Заключительные речи в американском судебном процессе – это традиционные моменты театрального величия, когда двое юристов переходят от доказательств к фактам и начинают открыто обращаться к эмоциям. Они косвенно указывают присяжным на то, что те смогут достичь истины не только с помощью интеллекта; что есть и другой путь: через чувства, интуицию и жалость, путь, который может оказаться столь же верным. Они говорят о том, что присяжные выслушали все доказательства и теперь должны взвесить в уме важность всех представленных фактов. Но просят забыть на мгновение эти факты и прислушаться к зову своего сердца.
В результате адвокат и прокурор могут явить образец цицероновского ораторского искусства в стремлении поколебать, соблазнить, убедить каждого из присяжных увидеть больше, чем весь коллектив в целом. Именно во время заключительной речи Кларенс Дэрроу, вероятно, лучший адвокат двадцатого века в Америке, достиг вершин красноречия и углубился в пучину юридических терминов, когда упоминал несколько исторических вердиктов. Заключительное слово также угрожает оратору тем, что во время речи он может явить зрителям свои подлинные чувства и случайно показать, какие из них прежде были ложными, а также невольно открыть всем, какие доказательства являлись сфабрикованными. Здесь может помочь только честность. Во время судебного заседания над Дамером было представлено и то и другое: Джеральд Бойл, который понимал проявление человеческих слабостей, но также осознавал и ущерб, нанесенный лишь ради того, чтобы один человек получил желаемые эмоции, и Майкл Макканн, который с ужасом смотрел на зло, совершенное тем же человеком, и боялся, что он уйдет безнаказанным.
Когда пришло время произносить речь, первым заговорил Бойл. Он встал за кафедру перед присяжными и суровым голосом попросил их пристального внимания.
– Я играю три роли, – сказал он. – Судебного исполнителя, защитника своего клиента, а также помощника в принятии решения.
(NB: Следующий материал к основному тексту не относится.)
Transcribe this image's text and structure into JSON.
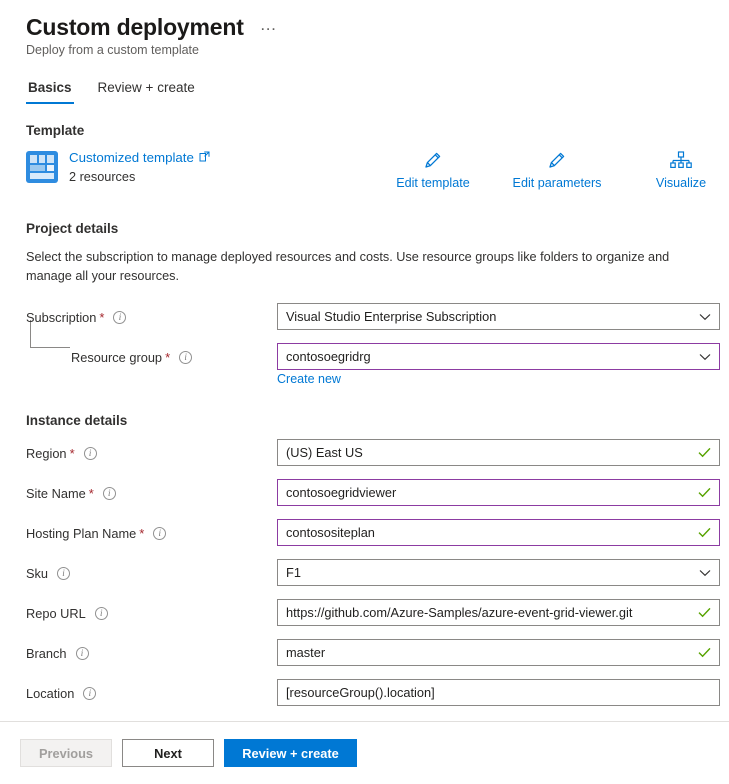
{
  "header": {
    "title": "Custom deployment",
    "subtitle": "Deploy from a custom template",
    "menu_icon": "…"
  },
  "tabs": [
    {
      "label": "Basics",
      "active": true
    },
    {
      "label": "Review + create",
      "active": false
    }
  ],
  "template": {
    "heading": "Template",
    "link_label": "Customized template",
    "resource_count": "2 resources",
    "actions": [
      {
        "label": "Edit template",
        "icon": "pencil-icon"
      },
      {
        "label": "Edit parameters",
        "icon": "pencil-icon"
      },
      {
        "label": "Visualize",
        "icon": "hierarchy-icon"
      }
    ]
  },
  "project_details": {
    "heading": "Project details",
    "description": "Select the subscription to manage deployed resources and costs. Use resource groups like folders to organize and manage all your resources.",
    "fields": [
      {
        "label": "Subscription",
        "required": true,
        "value": "Visual Studio Enterprise Subscription",
        "type": "select",
        "state": "default"
      },
      {
        "label": "Resource group",
        "required": true,
        "value": "contosoegridrg",
        "type": "select",
        "state": "modified"
      }
    ],
    "create_new_label": "Create new"
  },
  "instance_details": {
    "heading": "Instance details",
    "fields": [
      {
        "label": "Region",
        "required": true,
        "value": "(US) East US",
        "type": "text",
        "state": "default",
        "valid": true
      },
      {
        "label": "Site Name",
        "required": true,
        "value": "contosoegridviewer",
        "type": "text",
        "state": "modified",
        "valid": true
      },
      {
        "label": "Hosting Plan Name",
        "required": true,
        "value": "contosositeplan",
        "type": "text",
        "state": "modified",
        "valid": true
      },
      {
        "label": "Sku",
        "required": false,
        "value": "F1",
        "type": "select",
        "state": "default",
        "valid": false
      },
      {
        "label": "Repo URL",
        "required": false,
        "value": "https://github.com/Azure-Samples/azure-event-grid-viewer.git",
        "type": "text",
        "state": "default",
        "valid": true
      },
      {
        "label": "Branch",
        "required": false,
        "value": "master",
        "type": "text",
        "state": "default",
        "valid": true
      },
      {
        "label": "Location",
        "required": false,
        "value": "[resourceGroup().location]",
        "type": "text",
        "state": "default",
        "valid": false
      }
    ]
  },
  "footer": {
    "previous_label": "Previous",
    "next_label": "Next",
    "review_label": "Review + create"
  },
  "colors": {
    "accent": "#0078d4",
    "modified_border": "#8c3ba2",
    "valid_check": "#57a300",
    "required_star": "#a4262c"
  }
}
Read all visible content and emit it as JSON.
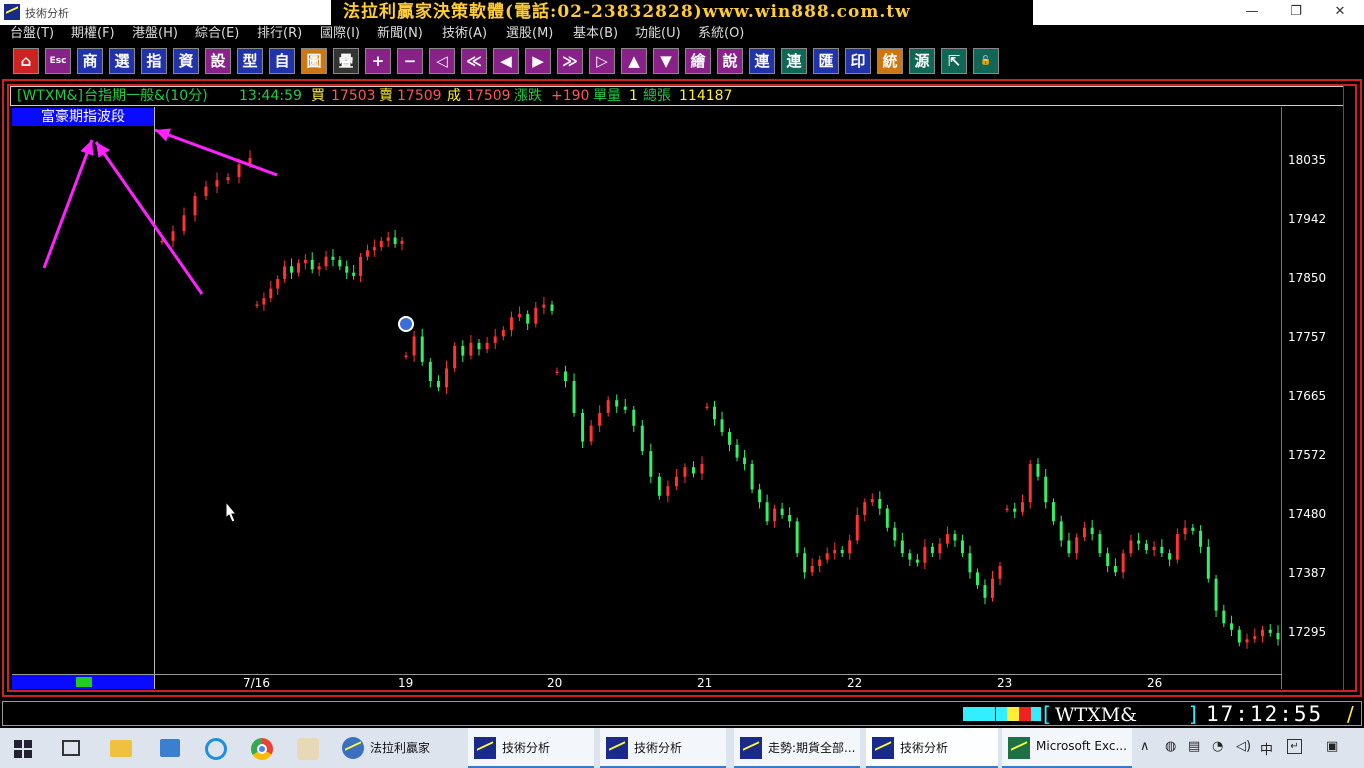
{
  "window": {
    "title": "技術分析",
    "banner": "法拉利贏家決策軟體(電話:02-23832828)www.win888.com.tw",
    "minimize": "—",
    "maximize": "❐",
    "close": "✕"
  },
  "menu": [
    "台盤(T)",
    "期權(F)",
    "港盤(H)",
    "綜合(E)",
    "排行(R)",
    "國際(I)",
    "新聞(N)",
    "技術(A)",
    "選股(M)",
    "基本(B)",
    "功能(U)",
    "系統(O)"
  ],
  "toolbar": [
    {
      "label": "⌂",
      "icon": "home-icon",
      "bg": "#cc2222"
    },
    {
      "label": "Esc",
      "icon": "esc-icon",
      "bg": "#882288"
    },
    {
      "label": "商",
      "icon": "goods-icon",
      "bg": "#2233aa"
    },
    {
      "label": "選",
      "icon": "select-icon",
      "bg": "#2233aa"
    },
    {
      "label": "指",
      "icon": "index-icon",
      "bg": "#2233aa"
    },
    {
      "label": "資",
      "icon": "data-icon",
      "bg": "#2233aa"
    },
    {
      "label": "設",
      "icon": "settings-icon",
      "bg": "#882288"
    },
    {
      "label": "型",
      "icon": "pattern-icon",
      "bg": "#2233aa"
    },
    {
      "label": "自",
      "icon": "custom-icon",
      "bg": "#2233aa"
    },
    {
      "label": "圖",
      "icon": "chart-icon",
      "bg": "#cc7711"
    },
    {
      "label": "疊",
      "icon": "overlay-icon",
      "bg": "#333333"
    },
    {
      "label": "+",
      "icon": "plus-icon",
      "bg": "#882288"
    },
    {
      "label": "−",
      "icon": "minus-icon",
      "bg": "#882288"
    },
    {
      "label": "◁",
      "icon": "left-bar-icon",
      "bg": "#882288"
    },
    {
      "label": "≪",
      "icon": "rewind-icon",
      "bg": "#882288"
    },
    {
      "label": "◀",
      "icon": "back-icon",
      "bg": "#882288"
    },
    {
      "label": "▶",
      "icon": "forward-icon",
      "bg": "#882288"
    },
    {
      "label": "≫",
      "icon": "fast-forward-icon",
      "bg": "#882288"
    },
    {
      "label": "▷",
      "icon": "right-bar-icon",
      "bg": "#882288"
    },
    {
      "label": "▲",
      "icon": "up-icon",
      "bg": "#882288"
    },
    {
      "label": "▼",
      "icon": "down-icon",
      "bg": "#882288"
    },
    {
      "label": "繪",
      "icon": "draw-icon",
      "bg": "#882288"
    },
    {
      "label": "說",
      "icon": "explain-icon",
      "bg": "#882288"
    },
    {
      "label": "連",
      "icon": "link-icon",
      "bg": "#2233aa"
    },
    {
      "label": "連",
      "icon": "link2-icon",
      "bg": "#116655"
    },
    {
      "label": "匯",
      "icon": "export-icon",
      "bg": "#2233aa"
    },
    {
      "label": "印",
      "icon": "print-icon",
      "bg": "#2233aa"
    },
    {
      "label": "統",
      "icon": "stats-icon",
      "bg": "#cc7711"
    },
    {
      "label": "源",
      "icon": "source-icon",
      "bg": "#116655"
    },
    {
      "label": "⇱",
      "icon": "window-icon",
      "bg": "#116655"
    },
    {
      "label": "🔓",
      "icon": "unlock-icon",
      "bg": "#116655"
    }
  ],
  "quote": {
    "symbol": "[WTXM&]",
    "name": "台指期一般&(10分)",
    "time": "13:44:59",
    "bid_label": "買",
    "bid": "17503",
    "ask_label": "賣",
    "ask": "17509",
    "trade_label": "成",
    "trade": "17509",
    "change_label": "漲跌",
    "change": "+190",
    "unit_label": "單量",
    "unit": "1",
    "total_label": "總張",
    "total": "114187"
  },
  "indicator_label": "富豪期指波段",
  "colors": {
    "up": "#ff3333",
    "down": "#33ee66",
    "arrow": "#ff22ff",
    "accent": "#0a0aff",
    "frame": "#cc2222"
  },
  "chart_data": {
    "type": "candlestick",
    "title": "",
    "xlabel": "",
    "ylabel": "",
    "ylim": [
      17240,
      18090
    ],
    "y_ticks": [
      18035,
      17942,
      17850,
      17757,
      17665,
      17572,
      17480,
      17387,
      17295
    ],
    "x_ticks": [
      "7/16",
      "19",
      "20",
      "21",
      "22",
      "23",
      "26"
    ],
    "segments": [
      {
        "label": "7/16",
        "values": [
          17910,
          17925,
          17950,
          17980,
          17995,
          18005,
          18010,
          18030,
          18040
        ]
      },
      {
        "label": "19",
        "values": [
          17810,
          17820,
          17835,
          17850,
          17870,
          17860,
          17875,
          17880,
          17865,
          17870,
          17885,
          17880,
          17870,
          17860,
          17855,
          17885,
          17895,
          17900,
          17910,
          17915,
          17905,
          17910
        ]
      },
      {
        "label": "20",
        "values": [
          17730,
          17760,
          17720,
          17690,
          17680,
          17710,
          17745,
          17730,
          17750,
          17740,
          17750,
          17760,
          17770,
          17790,
          17795,
          17780,
          17805,
          17810,
          17800
        ]
      },
      {
        "label": "21",
        "values": [
          17705,
          17690,
          17640,
          17595,
          17620,
          17640,
          17660,
          17650,
          17645,
          17620,
          17580,
          17540,
          17510,
          17525,
          17540,
          17555,
          17545,
          17560
        ]
      },
      {
        "label": "22",
        "values": [
          17650,
          17630,
          17610,
          17590,
          17570,
          17560,
          17520,
          17500,
          17470,
          17490,
          17480,
          17470,
          17420,
          17390,
          17400,
          17410,
          17420,
          17425,
          17420,
          17440,
          17480,
          17500,
          17505,
          17490,
          17460,
          17440,
          17420,
          17410,
          17405,
          17430,
          17420,
          17435,
          17450,
          17440,
          17420,
          17390,
          17370,
          17350,
          17380,
          17400
        ]
      },
      {
        "label": "23",
        "values": [
          17490,
          17485,
          17500,
          17560,
          17540,
          17500,
          17470,
          17440,
          17420,
          17445,
          17460,
          17450,
          17420,
          17400,
          17390,
          17420,
          17440,
          17435,
          17425,
          17430,
          17420,
          17410,
          17450,
          17460,
          17455,
          17430,
          17380,
          17330,
          17310,
          17300,
          17280,
          17285,
          17290,
          17300,
          17295,
          17285
        ]
      }
    ]
  },
  "status": {
    "ticker": "WTXM&",
    "clock": "17:12:55"
  },
  "taskbar": {
    "apps": [
      {
        "label": "法拉利贏家",
        "icon": "ferrari-app-icon"
      },
      {
        "label": "技術分析",
        "icon": "tech-analysis-icon"
      },
      {
        "label": "技術分析",
        "icon": "tech-analysis-icon"
      },
      {
        "label": "走勢:期貨全部...",
        "icon": "trend-icon"
      },
      {
        "label": "技術分析",
        "icon": "tech-analysis-icon"
      },
      {
        "label": "Microsoft Exc...",
        "icon": "excel-icon"
      }
    ],
    "ime": "中"
  }
}
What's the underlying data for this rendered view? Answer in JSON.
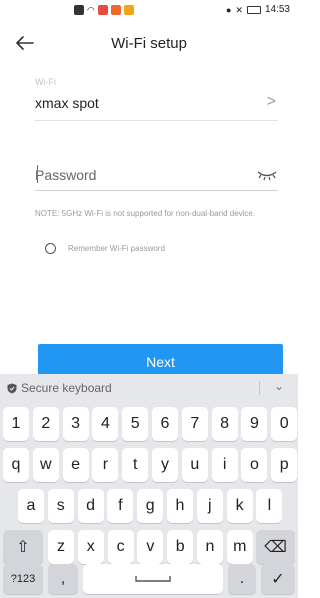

Затем, слегка двинувшись в их сторону, он заявил:
– Это будет важнейшее решение в жизни почти каждого из вас. Мы все дали клятву, и никто не собирается ее нарушать, так что мы можем быть уверены, что правосудие свершится.
Из двух вопросов, которые они должны были разобрать, первый уже вопросов не вызывал, поскольку почти все врачи согласились с тем, что это психическое заболевание; единственное, что им предстояло решить, – это вопрос соответствия. Бойл начал поистине жутко изображать состояние страданий и отчуждения, тонко пытаясь заставить присяжных поставить себя на место Джеффри Дамера и признать, что, как и он, Бойл, они сбиты с толку.
– Хотели бы вы в пятнадцать лет проснуться с фантазией о том, как вы занимаетесь любовью с мертвым телом? Кто пожелает подобное любимому человеку? Кому расскажет подобное? Рассказали бы вы об этом своему отцу? Своей матери? Своему лучшему другу? Я не знаю, как на человека действует парафилия, но никто из нас даже не может представить себе те фантазии, которые одолевали ребенка четырнадцати-пятнадцати лет. Я не смог бы стать Дамером ни на один день.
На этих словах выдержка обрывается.